À ces décors s’ajoute celui de la chambre d’hôpital où Viviane est enfermée. Les visites à l’hôpital ne sont pas autorisées en raison de la crise sanitaire et des risques de contamination, ce qui fait qu’aucun de nos protagonistes n’a pu voir cette chambre ni ne la verra jamais, mais chacun l’imagine, ne peut pas s’empêcher de l’imaginer, de l’avoir toujours en tête, la nuit comme le jour, et tout spécialement Flora.
Si bien que nous avons affaire à trois lieux qui sont comme des planètes qui gravitent ensemble. Le film, ou le roman graphique, devra rendre compte de ce système. Ce n'est peut-être pas tant le déroulement de l’histoire qui importe ici que la distribution des lieux dans l’espace. Dans nos esprits. Dans nos mémoires. Et sans doute faut-il que j’en ajoute un quatrième qui est un peu à l'écart des trois autres, je veux parler du quai des Docks, où je me rends presque chaque jour et où il arrive que le commissaire Langlois, en fin d'après-midi, vienne me retrouver. Assis l’un à côté de l’autre à une table en terrasse, nous buvons un jus d’ananas ou un jus de tomate en regardant le soir qui tombe.
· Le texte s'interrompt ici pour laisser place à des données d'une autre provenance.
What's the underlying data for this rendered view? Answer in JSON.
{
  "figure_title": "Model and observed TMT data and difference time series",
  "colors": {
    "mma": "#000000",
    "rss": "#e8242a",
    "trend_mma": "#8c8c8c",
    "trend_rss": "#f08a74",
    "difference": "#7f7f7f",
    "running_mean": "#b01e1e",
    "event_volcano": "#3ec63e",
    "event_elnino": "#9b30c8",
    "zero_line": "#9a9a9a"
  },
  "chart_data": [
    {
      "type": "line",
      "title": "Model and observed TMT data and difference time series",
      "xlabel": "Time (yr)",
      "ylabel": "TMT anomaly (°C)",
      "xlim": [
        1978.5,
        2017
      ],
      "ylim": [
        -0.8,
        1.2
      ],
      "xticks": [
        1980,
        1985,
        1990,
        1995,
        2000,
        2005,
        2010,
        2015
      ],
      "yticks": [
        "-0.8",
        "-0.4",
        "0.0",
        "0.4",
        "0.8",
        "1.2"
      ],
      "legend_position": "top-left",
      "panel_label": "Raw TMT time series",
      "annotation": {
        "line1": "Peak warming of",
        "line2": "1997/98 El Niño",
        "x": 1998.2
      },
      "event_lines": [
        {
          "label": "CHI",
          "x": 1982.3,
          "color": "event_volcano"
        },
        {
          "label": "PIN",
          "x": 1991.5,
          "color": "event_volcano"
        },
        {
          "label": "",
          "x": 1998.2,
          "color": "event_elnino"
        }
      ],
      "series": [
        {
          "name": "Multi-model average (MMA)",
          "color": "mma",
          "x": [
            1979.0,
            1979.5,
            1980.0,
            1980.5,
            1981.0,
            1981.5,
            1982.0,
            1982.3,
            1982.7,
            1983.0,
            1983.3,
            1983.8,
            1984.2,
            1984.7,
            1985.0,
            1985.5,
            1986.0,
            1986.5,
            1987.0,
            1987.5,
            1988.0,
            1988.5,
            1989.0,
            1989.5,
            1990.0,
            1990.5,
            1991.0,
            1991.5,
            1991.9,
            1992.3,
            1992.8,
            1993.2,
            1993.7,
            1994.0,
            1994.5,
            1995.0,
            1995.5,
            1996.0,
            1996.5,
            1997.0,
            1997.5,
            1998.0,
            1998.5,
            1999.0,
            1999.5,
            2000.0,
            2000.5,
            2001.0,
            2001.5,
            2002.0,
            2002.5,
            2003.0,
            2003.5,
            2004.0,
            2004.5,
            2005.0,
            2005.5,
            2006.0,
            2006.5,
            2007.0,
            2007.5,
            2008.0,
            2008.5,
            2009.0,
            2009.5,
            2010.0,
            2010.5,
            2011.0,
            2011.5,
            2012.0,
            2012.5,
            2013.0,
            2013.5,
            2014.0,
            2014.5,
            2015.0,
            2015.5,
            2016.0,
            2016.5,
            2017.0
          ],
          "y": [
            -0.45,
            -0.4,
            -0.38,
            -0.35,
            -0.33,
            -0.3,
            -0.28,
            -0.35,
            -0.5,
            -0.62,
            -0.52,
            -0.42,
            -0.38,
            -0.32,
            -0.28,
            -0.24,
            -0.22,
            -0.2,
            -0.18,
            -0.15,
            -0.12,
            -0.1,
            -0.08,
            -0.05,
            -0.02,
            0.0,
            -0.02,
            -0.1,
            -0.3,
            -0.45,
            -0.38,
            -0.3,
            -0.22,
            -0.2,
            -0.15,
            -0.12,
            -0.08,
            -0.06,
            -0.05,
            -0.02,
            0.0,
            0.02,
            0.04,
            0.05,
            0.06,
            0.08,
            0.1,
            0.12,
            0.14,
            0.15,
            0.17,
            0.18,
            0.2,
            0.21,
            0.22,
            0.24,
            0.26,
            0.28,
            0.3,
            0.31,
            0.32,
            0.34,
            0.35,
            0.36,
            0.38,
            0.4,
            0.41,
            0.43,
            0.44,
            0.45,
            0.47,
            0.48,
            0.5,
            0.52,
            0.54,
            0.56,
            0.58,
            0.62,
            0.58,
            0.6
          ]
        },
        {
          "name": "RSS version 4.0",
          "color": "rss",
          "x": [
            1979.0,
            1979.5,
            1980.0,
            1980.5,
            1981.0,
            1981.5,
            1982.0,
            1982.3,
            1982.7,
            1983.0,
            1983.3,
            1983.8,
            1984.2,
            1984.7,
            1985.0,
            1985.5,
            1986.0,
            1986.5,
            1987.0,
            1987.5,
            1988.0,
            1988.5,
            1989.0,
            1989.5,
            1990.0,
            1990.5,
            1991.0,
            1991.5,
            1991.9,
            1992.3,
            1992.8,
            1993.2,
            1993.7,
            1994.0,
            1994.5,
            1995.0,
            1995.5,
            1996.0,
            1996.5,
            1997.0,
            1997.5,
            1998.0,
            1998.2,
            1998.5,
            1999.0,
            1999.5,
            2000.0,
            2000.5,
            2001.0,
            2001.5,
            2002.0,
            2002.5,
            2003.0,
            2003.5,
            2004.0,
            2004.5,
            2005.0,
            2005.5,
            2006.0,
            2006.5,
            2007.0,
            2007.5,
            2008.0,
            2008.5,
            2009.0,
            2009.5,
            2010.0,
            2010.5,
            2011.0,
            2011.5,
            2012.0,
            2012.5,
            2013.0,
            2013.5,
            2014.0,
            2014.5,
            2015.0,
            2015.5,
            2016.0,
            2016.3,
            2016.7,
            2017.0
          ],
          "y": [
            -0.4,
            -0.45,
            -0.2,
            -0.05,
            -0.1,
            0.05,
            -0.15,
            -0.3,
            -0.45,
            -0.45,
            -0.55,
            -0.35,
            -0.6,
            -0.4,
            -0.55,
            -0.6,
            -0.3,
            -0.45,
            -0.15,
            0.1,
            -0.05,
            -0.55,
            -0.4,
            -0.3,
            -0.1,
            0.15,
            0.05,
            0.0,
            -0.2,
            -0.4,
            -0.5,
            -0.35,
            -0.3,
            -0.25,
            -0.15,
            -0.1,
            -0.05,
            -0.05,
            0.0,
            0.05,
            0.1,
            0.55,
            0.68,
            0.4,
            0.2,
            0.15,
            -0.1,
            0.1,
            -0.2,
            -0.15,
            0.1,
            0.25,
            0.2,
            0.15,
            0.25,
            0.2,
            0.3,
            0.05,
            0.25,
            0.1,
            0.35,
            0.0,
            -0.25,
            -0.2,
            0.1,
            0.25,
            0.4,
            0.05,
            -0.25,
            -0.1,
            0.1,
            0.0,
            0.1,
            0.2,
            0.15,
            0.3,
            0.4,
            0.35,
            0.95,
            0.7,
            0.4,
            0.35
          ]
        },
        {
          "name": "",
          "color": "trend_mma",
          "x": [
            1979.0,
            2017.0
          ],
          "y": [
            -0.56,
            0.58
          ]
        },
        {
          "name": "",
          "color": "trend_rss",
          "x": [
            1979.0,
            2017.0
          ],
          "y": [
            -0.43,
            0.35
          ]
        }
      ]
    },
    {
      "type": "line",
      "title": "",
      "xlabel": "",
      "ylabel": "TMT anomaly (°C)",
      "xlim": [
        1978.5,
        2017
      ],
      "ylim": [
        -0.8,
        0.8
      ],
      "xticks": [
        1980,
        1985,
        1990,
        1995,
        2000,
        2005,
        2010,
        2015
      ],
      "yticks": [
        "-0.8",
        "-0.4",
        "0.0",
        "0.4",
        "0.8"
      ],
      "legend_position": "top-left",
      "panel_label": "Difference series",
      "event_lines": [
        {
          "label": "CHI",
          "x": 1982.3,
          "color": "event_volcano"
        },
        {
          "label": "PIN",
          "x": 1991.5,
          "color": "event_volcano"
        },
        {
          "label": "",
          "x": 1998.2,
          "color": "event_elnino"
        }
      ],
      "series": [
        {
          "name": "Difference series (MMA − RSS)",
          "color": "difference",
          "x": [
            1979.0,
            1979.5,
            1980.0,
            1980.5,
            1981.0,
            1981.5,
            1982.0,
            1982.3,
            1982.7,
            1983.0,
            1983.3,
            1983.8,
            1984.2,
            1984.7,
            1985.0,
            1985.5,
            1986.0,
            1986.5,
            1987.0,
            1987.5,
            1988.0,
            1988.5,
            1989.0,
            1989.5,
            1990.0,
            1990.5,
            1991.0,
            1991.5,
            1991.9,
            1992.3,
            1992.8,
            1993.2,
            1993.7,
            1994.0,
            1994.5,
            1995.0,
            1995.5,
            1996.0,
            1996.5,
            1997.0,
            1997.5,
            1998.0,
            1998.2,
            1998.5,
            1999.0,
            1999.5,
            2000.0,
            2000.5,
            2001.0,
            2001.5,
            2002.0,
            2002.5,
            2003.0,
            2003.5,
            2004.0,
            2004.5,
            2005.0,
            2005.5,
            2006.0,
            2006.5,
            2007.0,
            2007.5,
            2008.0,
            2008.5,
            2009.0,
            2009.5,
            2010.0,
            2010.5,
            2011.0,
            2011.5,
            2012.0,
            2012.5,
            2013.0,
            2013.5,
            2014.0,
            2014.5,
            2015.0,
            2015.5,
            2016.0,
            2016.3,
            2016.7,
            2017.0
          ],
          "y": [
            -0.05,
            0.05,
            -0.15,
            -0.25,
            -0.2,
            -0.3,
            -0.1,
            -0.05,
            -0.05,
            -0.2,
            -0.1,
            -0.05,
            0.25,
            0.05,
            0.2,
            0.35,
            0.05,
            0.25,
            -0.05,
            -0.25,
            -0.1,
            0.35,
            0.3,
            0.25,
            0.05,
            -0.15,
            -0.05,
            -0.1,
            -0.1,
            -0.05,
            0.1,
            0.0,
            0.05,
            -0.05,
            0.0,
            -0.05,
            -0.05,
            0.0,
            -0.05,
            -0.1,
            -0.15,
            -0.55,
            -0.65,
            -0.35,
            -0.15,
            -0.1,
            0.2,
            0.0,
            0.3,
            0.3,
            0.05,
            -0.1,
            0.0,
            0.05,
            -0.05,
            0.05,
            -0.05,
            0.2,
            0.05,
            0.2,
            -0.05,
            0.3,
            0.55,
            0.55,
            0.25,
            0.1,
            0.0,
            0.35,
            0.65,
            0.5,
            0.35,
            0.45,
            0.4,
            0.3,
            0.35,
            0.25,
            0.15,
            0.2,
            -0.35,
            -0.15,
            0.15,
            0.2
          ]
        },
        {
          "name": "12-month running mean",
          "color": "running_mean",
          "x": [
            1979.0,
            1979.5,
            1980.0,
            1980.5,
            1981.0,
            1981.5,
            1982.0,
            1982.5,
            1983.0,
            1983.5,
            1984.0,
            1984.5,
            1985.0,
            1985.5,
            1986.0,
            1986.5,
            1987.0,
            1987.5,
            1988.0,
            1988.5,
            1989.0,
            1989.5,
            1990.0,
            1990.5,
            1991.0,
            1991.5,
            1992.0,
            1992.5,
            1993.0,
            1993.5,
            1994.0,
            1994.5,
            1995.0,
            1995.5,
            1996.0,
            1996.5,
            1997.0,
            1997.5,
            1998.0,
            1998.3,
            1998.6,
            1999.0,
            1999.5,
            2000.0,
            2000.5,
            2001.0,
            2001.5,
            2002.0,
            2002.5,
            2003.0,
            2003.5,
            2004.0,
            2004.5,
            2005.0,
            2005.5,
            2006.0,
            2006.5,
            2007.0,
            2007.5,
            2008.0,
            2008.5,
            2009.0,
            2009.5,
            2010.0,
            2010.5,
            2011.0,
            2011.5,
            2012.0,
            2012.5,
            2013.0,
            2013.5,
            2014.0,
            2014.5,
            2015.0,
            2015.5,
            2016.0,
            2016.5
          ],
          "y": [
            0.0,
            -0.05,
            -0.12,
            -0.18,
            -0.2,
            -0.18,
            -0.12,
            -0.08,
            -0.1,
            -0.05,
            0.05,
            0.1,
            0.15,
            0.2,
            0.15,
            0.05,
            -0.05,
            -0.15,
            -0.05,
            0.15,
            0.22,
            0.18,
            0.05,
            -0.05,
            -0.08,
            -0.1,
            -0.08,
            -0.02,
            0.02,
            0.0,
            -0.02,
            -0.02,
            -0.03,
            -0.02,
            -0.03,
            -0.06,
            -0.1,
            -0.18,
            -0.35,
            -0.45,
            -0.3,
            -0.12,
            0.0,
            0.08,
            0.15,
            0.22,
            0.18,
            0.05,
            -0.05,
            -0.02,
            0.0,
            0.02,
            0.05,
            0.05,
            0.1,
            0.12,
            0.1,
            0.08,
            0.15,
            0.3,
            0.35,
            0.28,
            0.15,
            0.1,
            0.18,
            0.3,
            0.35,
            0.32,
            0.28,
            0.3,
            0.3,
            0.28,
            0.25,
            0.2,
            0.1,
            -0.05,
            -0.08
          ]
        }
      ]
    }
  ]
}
Longtemps j’ai fréquenté le Canastel, au bas du boulevard Gambetta, mais depuis l’affaire de L'inconnu du môle, j’ai gardé l’habitude de retourner au port. Je descends en tramway jusqu’à la place Masséna, puis je continue à pied. On respire sur les quais un air plus vif et plus sain, chargé d’iode, en même temps qu'avec un peu de flair, on sait y reconnaître un parfum d'aventures.
On se figure qu’on attend le retour d’un navire que, depuis longtemps, on croyait disparu et dont les autorités annoncent à présent que, d’un jour à l’autre, il pourrait se profiler à l’extrémité du môle. Et ce n’est pas nécessairement qu’on aurait mis des sous dans le commerce de denrées rares auquel il devait se livrer avec les comptoirs de Madagascar, d'Inde et de Chine (on n’est pas si riche), mais à tout le moins voudrait-on être parmi les premiers à entendre le récit du capitaine, si celui-ci est toujours vivant, ou à défaut celui des hommes d'équipage qui, après l'avoir jeté par-dessus bord, ont dû échapper par leurs propres moyens aux tempêtes tropicales et à l’épidémie de choléra. Ou peut-être faut-il imaginer que ce Navire Mystique est allé s’égarer près du pôle Nord, dans la banquise qui l’aura retenu prisonnier pendant plusieurs années, après avoir broyé sa coque comme une coquille de noix? Et dans ce cas, ce que nous verrons bientôt arriver, au bout du môle, ce sera le fantôme du vrai navire qui a péri là-bas.
Mais revenons à notre affaire. Langlois me dit que Daniel lui a donné rendez-vous dans un tabac de la place Saint-Sylvestre. Il voulait lui demander conseil. Ils ont bu un café. Et là, il lui a dit qu’il soupçonnait Flora de voler les photos de Viviane.
Il voulait en avoir le cœur net. Il est retourné à l’appartement, un soir, il a vérifié qu'il n’y avait pas de lumière à la fenêtre du salon, il voulait s’assurer que cette fois il serait seul, et il est monté. Il a ouvert l’appartement. Il a fait de la lumière, il s’est allongé sur le fauteuil Eames où Viviane avait l’habitude de s'étendre, et il a contemplé le paysage qu'il avait sous les yeux. C'était un champ de ruines. Tout de suite, il a songé à une ville très ancienne qu’une fouille archéologique aurait mise à jour. Le vestige d’une civilisation disparue. Beaucoup de cartons avaient été ouverts, leurs contenus répandus sur le sol, tandis que d’autres s’empilaient encore, de guingois, prêts à s’écrouler au moindre coup de vent. Il n’a touché à rien. Puis, au bout d’un long moment, il a sorti son téléphone de sa poche et il a fait quantité de photos.